For Brigid Horgan, the centre’s organiser, the greatest reward is the knowledge that she and her team of volunteer helpers are providing a marvellous welcome and company, twice a week, for some of High Barnet’s many elderly residents.
“There is more charitable housing for the elderly in High Barnet than in the rest of the borough, so no wonder we have a waiting list for places.
“We know we are a much-loved institution and that we have a lot of good will in the town. When David Cameron launched his ‘Big Society’, we like to say we invented it here in Barnet, we got there first.”
The centre provides lunch, friendship and entertainment for 25 or so members, at a cost of £7 each a day.

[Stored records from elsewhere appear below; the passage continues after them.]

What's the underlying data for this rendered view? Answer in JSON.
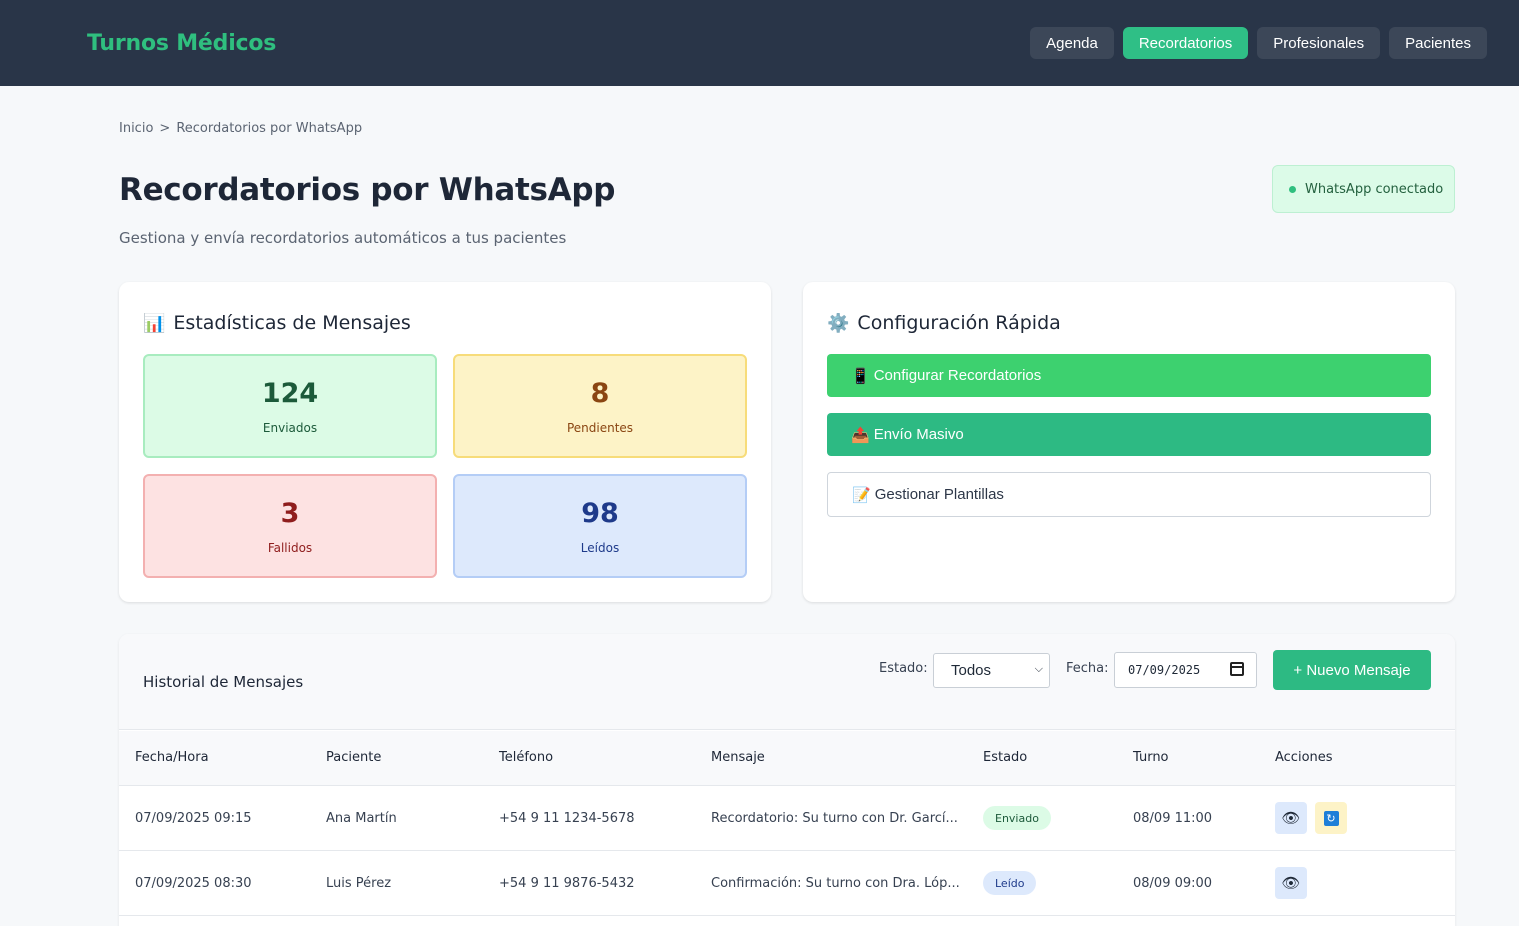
{
  "header": {
    "brand": "Turnos Médicos",
    "nav": [
      "Agenda",
      "Recordatorios",
      "Profesionales",
      "Pacientes"
    ]
  },
  "breadcrumb": {
    "home": "Inicio",
    "sep": ">",
    "current": "Recordatorios por WhatsApp"
  },
  "page": {
    "title": "Recordatorios por WhatsApp",
    "subtitle": "Gestiona y envía recordatorios automáticos a tus pacientes",
    "status": "WhatsApp conectado"
  },
  "stats": {
    "title": "Estadísticas de Mensajes",
    "icon": "📊",
    "items": [
      {
        "value": "124",
        "label": "Enviados"
      },
      {
        "value": "8",
        "label": "Pendientes"
      },
      {
        "value": "3",
        "label": "Fallidos"
      },
      {
        "value": "98",
        "label": "Leídos"
      }
    ]
  },
  "config": {
    "title": "Configuración Rápida",
    "icon": "⚙️",
    "buttons": [
      {
        "icon": "📱",
        "label": "Configurar Recordatorios"
      },
      {
        "icon": "📤",
        "label": "Envío Masivo"
      },
      {
        "icon": "📝",
        "label": "Gestionar Plantillas"
      }
    ]
  },
  "history": {
    "title": "Historial de Mensajes",
    "estado_label": "Estado:",
    "estado_value": "Todos",
    "fecha_label": "Fecha:",
    "fecha_value": "07/09/2025",
    "new_button": "+ Nuevo Mensaje",
    "columns": [
      "Fecha/Hora",
      "Paciente",
      "Teléfono",
      "Mensaje",
      "Estado",
      "Turno",
      "Acciones"
    ],
    "rows": [
      {
        "fecha": "07/09/2025 09:15",
        "paciente": "Ana Martín",
        "telefono": "+54 9 11 1234-5678",
        "mensaje": "Recordatorio: Su turno con Dr. Garcí...",
        "estado": "Enviado",
        "turno": "08/09 11:00"
      },
      {
        "fecha": "07/09/2025 08:30",
        "paciente": "Luis Pérez",
        "telefono": "+54 9 11 9876-5432",
        "mensaje": "Confirmación: Su turno con Dra. Lóp...",
        "estado": "Leído",
        "turno": "08/09 09:00"
      }
    ]
  },
  "colors": {
    "topbar": "#293548",
    "accent": "#2fbf86",
    "brand": "#2fbf7f"
  }
}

A 15-seat mini-bus and volunteer car drivers pick up the residents and take them home.
The centre’s popularity, and the dedication of the volunteer helpers, speaks for itself. Two stalwart volunteers are Maura Howells (85), who became a helper soon after the centre opened in 1976, and Molly Stebbings (86), a volunteer for the last 18 years.
Swapping stories about their earlier lives ensures some lively conversation.
One regular attender, Daphne Korner (91), who was in the Auxiliary Territorial Service, served as a secretary throughout the last war to Field Marshall Lord Montgomery.
Ms Horgan, a nurse before she became the centre’s organiser 15 years ago, says the centre’s great strength is that it is an independent charity, and although it no longer receives a direct grant from Barnet Council, it does get financial help through Age UK Barnet and other local charities.
“The centre was established in 1976, by Derek Stockwell, a minister at the United Reform Church, and Laurie Adams, formerly of Barnet Urban Council. They did a very good job, and ensured we had sound financial backing.
“We have our own 15-seat mini-bus, and of course that means were can have days out at the seaside or visit local garden centres.
“Obviously we depend on volunteers and we are always looking for extra helpers, especially volunteer drivers.
“We get volunteer help from some of the boys at Queen Elizabeth’s School, and that is much appreciated. Waitrose supermarket is another great supporter and we benefit from regular donations from their ‘community matters’ collections.”
The 40th anniversary is to be celebrated on Friday 17 June with lunch in Ewen Hall and entertainment in the afternoon.